VA : Pouvez vous vous présenter et décrire brièvement votre parcours.
Je suis géographe de formation, j’ai un DEA (Master) « Structures et Dynamiques Spatiales » et un DESS « Tourisme en Espace Rural ». En 1995, j’ai fondé Géo-Système, une SARL de consulting sur le tourisme rural appliqué aux territoires et aux entreprises. Depuis sept ans, je suis également professeur associé à l’Université d’Avignon et des Pays de Vaucluse. J’ai donc un statut mi-public /mi-privé (PAST), qui me permet de développer des activités de recherche sous la responsabilité de Philippe Bachimon.

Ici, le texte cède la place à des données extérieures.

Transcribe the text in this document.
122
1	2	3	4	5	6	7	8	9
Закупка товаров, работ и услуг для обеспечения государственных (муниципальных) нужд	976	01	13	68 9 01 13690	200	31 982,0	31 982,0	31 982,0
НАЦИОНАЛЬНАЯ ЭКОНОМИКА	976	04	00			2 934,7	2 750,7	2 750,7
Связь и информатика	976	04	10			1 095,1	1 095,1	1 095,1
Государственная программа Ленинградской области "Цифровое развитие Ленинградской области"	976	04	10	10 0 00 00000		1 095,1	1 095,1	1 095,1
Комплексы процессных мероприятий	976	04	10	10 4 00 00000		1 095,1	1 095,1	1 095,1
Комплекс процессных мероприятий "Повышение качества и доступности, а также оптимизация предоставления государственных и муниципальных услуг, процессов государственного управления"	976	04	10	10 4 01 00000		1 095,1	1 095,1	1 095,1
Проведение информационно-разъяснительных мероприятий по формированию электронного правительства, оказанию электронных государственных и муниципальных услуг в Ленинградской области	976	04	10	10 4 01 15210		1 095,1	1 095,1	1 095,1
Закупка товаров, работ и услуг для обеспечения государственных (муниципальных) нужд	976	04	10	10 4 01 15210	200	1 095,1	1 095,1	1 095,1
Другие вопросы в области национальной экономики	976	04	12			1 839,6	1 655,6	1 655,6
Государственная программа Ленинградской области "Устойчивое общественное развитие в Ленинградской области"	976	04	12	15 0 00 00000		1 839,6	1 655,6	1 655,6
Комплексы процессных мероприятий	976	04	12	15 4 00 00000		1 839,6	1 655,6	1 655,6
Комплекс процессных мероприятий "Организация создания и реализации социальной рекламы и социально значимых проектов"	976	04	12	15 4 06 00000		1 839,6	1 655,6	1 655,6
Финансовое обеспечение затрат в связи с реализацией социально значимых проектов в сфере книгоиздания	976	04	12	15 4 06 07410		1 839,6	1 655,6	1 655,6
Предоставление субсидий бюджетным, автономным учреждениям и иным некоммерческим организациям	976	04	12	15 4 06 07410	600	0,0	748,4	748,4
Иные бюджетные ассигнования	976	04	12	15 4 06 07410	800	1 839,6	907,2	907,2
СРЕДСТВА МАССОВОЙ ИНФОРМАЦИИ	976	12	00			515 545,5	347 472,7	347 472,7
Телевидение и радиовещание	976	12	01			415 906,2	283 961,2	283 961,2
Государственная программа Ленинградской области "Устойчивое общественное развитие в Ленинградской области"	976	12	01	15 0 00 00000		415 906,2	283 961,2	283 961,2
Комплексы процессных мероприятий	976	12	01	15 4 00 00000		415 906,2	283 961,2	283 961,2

VA : Pouvez vous à présent présenter la licence professionnelle Tourisme et Economie Solidaire. Depuis combien de temps existe-t-elle et dans quelle but a-t-elle été crée ?
La licence existe depuis quatre ans. C’est une jeune formation que nous avons monté en partenariat avec le lycée agricole de Carpentras (BTS Services en Espace Rural) ainsi qu’avec Jean-Paul Teyssandier de la Bergerie Nationale de Rambouillet(1). Cela nous offre un ancrage territorial, la licence apportant la compétence et le plus universitaire. L’idée : donner des débouchés à des BTS dans la perspective d’une licence pro, notamment depuis la réforme LMD(2).
Parmi les étudiants que nous recrutons, 80% viennent d’un BTS tourisme ou agricole. Mais nous avons aussi des étudiants issus de formations universitaires, et quelques candidatures de personnes en reconversion ou qui veulent reprendre des études. En revanche, nous avons du mal à assurer la parité fille/garçon, la grande majorité des étudiants étant de fait des étudiantes.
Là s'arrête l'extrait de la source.